Horváth Restaurant Berlin
White Kitchen Studios
The restaurant itself mirrors this harmony between heritage and innovation. Following a renovation in 2021, Horváth combines historic wooden wall panels with contemporary design and a colourful mural by artist Jim Avignon. The centrepiece is a striking floor-to-ceiling glass kitchen, allowing guests to witness the quiet choreography of the culinary team as dishes come to life. In the warmer months, the intimate garden terrace beneath grapevines offers a relaxed setting that feels worlds away from the city’s urban energy.

Frank’s journey to this point is as compelling as the cuisine itself. Raised in Lower Austria, he trained in some of the region’s most respected kitchens, including Vienna’s celebrated Steirereck, before moving to Berlin in 2010 to shape his own culinary identity. Within a year, his work at Horváth earned its first Michelin star.

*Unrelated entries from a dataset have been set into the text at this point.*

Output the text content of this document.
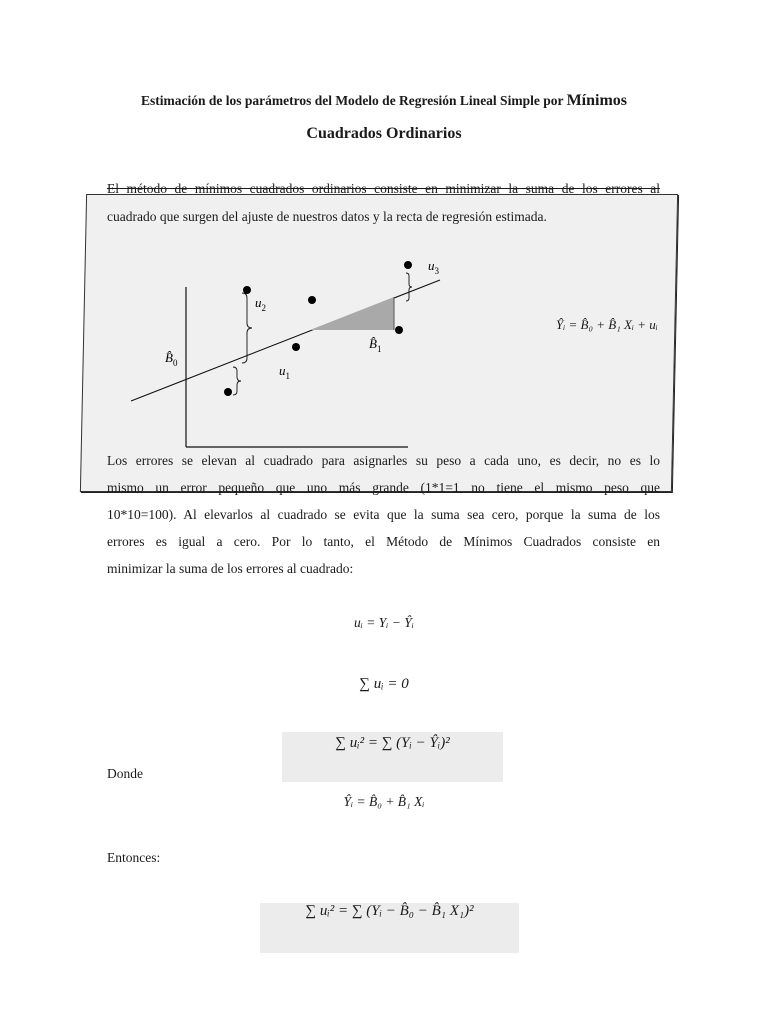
Estimación de los parámetros del Modelo de Regresión Lineal Simple por Mínimos
Cuadrados Ordinarios
El método de mínimos cuadrados ordinarios consiste en minimizar la suma de los errores al
cuadrado que surgen del ajuste de nuestros datos y la recta de regresión estimada.
$u_2$
$u_1$
$u_3$
$B̂_0$
$B̂_1$
Ŷᵢ = B̂₀ + B̂₁ Xᵢ + uᵢ
Los errores se elevan al cuadrado para asignarles su peso a cada uno, es decir, no es lo
mismo un error pequeño que uno más grande (1*1=1 no tiene el mismo peso que
10*10=100). Al elevarlos al cuadrado se evita que la suma sea cero, porque la suma de los
errores es igual a cero. Por lo tanto, el Método de Mínimos Cuadrados consiste en
minimizar la suma de los errores al cuadrado:
uᵢ = Yᵢ − Ŷᵢ
∑ uᵢ = 0
∑ uᵢ² = ∑ (Yᵢ − Ŷᵢ)²
Donde
Ŷᵢ = B̂₀ + B̂₁ Xᵢ
Entonces:
∑ uᵢ² = ∑ (Yᵢ − B̂₀ − B̂₁ X₁)²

Today, alongside his wife Jeannine Frank, who oversees the restaurant’s operations, he has cultivated an experience that is both refined and warmly unpretentious, a rare balance in the world of haute cuisine.

Horváth Restaurant Berlin
Julian Redondo Bueno

Dining at Horváth is less about spectacle and more about intellectual curiosity and sensory exploration. Each course feels like a carefully composed reflection on seasonality, terroir and the chef’s personal history. It is food that invites conversation, about flavour, about memory, and about the evolving role of vegetables in contemporary gastronomy.

For travellers seeking the soul of Berlin’s culinary scene, Horváth offers something rare: a restaurant that is both rooted in its history and boldly forward-looking. In a city known for constant reinvention, this quietly revolutionary kitchen proves that the most powerful innovation sometimes comes from looking at the humble vegetable with entirely new eyes.